Around 30 Egyptian photographers assembled today in front of Press Syndicate in downtown Cairo, to protest police assaults against them while covering demos, and to condemn the recent draconian decree by the Parliament Speaker to ban photographers from taking shots during sessions, after Al-Masry Al-Youm published a picture of PM Ahmad Nazif eating watermelon seeds while a parliamentary session was proceeding. The photographers laid down their cameras in one line on the floor, and sat in silence in front of them for an hour, carrying banners denouncing police brutality that read: “Our Cameras Expose Your Abuses.”
The protesters were all Egyptians either working for foreign news wire services like AP, Reuters, DPA, or to independent publications like Al-Masry Al-Youm, Al-Wafd, Al-Osbou’, Sawt el-Umma, Al-Watani, Al-Karama, Al-Fagr, Al-Ahrar… and more interestingly, representatives from the state-owned publications also showed up including photographers from Al-Ahram, Al-Akhbar, Al-Gomhorriya, State Radio & TV Magazine, and the govt-owned Middle East News Agency. I was told after the demo was over that even a photographer from the NDP’s Al-Watani Al-Youm showed up!
The Press Syndicate council member Muhammad Abdul Quddous, who attended the protest, denounced the government attacks on photojournalists. He also announced that parliamentary affairs correspondents were planning to boycott covering parliament news if the banning decree against photographers is not retracted. No date for the start of the boycott has been announced yet.
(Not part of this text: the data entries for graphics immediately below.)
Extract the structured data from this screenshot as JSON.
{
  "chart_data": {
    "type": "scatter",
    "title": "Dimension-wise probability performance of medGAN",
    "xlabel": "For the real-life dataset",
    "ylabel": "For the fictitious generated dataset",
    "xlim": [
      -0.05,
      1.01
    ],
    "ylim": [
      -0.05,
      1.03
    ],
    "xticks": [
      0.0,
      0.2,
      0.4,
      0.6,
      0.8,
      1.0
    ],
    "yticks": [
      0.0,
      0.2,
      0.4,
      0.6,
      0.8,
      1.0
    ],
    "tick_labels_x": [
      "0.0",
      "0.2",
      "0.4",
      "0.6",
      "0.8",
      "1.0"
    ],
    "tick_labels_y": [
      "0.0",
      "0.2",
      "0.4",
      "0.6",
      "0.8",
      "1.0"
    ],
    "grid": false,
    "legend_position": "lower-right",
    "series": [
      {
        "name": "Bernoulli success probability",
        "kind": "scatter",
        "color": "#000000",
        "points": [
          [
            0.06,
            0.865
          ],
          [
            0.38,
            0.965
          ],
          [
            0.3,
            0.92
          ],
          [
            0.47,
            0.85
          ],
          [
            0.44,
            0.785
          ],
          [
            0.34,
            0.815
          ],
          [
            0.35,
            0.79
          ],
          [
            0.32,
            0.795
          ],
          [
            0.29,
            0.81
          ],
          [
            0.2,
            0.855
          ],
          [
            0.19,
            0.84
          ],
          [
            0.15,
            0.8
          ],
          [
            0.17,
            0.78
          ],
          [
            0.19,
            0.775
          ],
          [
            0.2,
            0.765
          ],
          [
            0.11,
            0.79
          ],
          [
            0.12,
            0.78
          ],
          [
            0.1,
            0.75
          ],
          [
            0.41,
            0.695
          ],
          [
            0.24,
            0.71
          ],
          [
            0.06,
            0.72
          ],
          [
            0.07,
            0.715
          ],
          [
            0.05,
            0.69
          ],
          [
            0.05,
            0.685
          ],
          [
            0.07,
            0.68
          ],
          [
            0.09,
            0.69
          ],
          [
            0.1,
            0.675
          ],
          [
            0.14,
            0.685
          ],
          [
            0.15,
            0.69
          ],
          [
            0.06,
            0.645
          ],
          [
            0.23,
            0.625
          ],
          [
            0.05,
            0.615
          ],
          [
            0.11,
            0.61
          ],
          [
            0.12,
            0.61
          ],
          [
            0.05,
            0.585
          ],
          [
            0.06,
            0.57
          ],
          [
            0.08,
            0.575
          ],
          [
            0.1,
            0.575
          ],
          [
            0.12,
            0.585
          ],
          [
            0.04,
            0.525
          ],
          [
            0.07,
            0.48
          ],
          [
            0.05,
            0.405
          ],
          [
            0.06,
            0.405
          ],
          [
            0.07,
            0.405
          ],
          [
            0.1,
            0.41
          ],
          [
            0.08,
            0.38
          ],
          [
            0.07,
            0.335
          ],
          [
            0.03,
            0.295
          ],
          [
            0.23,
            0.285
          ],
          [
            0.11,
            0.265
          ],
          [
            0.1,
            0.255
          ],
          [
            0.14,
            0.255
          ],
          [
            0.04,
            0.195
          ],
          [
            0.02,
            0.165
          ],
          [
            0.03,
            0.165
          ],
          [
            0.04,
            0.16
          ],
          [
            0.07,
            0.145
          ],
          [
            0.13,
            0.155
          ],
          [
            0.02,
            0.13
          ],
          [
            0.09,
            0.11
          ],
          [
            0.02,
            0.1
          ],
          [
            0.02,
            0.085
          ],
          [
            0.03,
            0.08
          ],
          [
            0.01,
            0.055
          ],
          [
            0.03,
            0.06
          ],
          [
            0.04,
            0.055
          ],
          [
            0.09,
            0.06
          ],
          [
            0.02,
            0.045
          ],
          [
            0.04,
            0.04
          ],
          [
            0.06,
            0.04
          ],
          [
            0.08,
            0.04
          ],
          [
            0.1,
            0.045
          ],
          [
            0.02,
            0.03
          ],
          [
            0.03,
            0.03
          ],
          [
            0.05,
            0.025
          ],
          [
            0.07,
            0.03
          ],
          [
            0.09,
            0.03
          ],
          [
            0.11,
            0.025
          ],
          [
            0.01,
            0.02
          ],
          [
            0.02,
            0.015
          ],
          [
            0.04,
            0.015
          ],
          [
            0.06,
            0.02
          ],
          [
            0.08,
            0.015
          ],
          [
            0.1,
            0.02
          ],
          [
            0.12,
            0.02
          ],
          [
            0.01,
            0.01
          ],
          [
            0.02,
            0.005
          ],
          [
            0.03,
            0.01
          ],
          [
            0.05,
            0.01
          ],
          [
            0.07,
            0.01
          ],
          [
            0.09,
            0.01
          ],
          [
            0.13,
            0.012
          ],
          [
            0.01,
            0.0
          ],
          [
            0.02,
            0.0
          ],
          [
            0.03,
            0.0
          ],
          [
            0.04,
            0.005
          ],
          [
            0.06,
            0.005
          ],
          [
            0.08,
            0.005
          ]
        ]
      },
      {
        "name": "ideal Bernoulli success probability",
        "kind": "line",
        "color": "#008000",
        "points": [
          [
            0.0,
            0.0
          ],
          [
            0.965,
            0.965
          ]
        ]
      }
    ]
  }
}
Here’s a report by Paul Schemm:
Egypt photographers protest ousting from parliament
CAIRO, 3 Feb (AFP) – Egypt’s news photographers staged a protest in downtown Cairo on Saturday protesting their exclusion from parliament following the snapping of an unflattering picture of the prime minister eating watermelon seeds.
Some 30 photographers from Egyptian newspapers and international wire agencies laid their cameras out on the steps of the Journalists’ Syndicate and carried banners reading, “We are your lens, don’t shut us out” and, “Our cameras reveal your violations.”
The photographers were also protesting what they describe as persistent police attacks on them while carrying out their job, with many having their cameras taken away or smashed. They described their exclusion from parliament as only the latest assault on their profession.
During Prime Minister Ahmad Nazif’s visit to parliament on Tuesday, a photographer from the independent daily Al-Masri Al-Youm snapped a picture of him eating peanuts and watermelon seeds during the session.
The following day, Speaker of Parliament Fathi Sorour ordered that photographers would now be banned from parliament save for a brief five minute shoot each session.
The Egyptian press, especially the opposition papers, delight in printing pictures of MPs arguing, talking on their cell phones or sleeping in the course of sessions.
“Five minutes will not be enough for us to do our job,” photographer Mahmud Shoeib of the state-owned daily Al-Gomhuriya told the Egyptian Gazette. “Sessions can get heated at any moment.”
Photographers are often targeted by policemen or plainclothes enforcers during demonstrations.
In the 2005 legislative elections, Associated Press photographer Amr Nabil lost an eye when he was struck by a brick thrown by a member of the security services.
Here’s a photo I took of Amr Nabil, the AP’s brave photographer
The very gifted photographer Nasser Nouri, who has been kindly sharing his pix with 3arabawy and The Arabist blogs, and who suffered on a number of occasions from police brutality during demos, was also present.
The protest finished shortly after 12 noon. I later met Al-Masry Al-Youm’s investigative journalist and dear friend Ali Zalat, who was interrogated yesterday by the North Giza Prosecutor as a witness in the case of Imbaba’s Videogate.
Ali’s friends were concerned for his safety yesterday as he was being followed by police agents from the Imbaba Police Station when coming out from the Prosecutor’s building. There were even false rumors he was detained, that’s why several concerned friends were in touch with Ali over the phone as he finally departed the Prosecutor’s building safely, in the company of the EOHR lawyers shortly after 1am.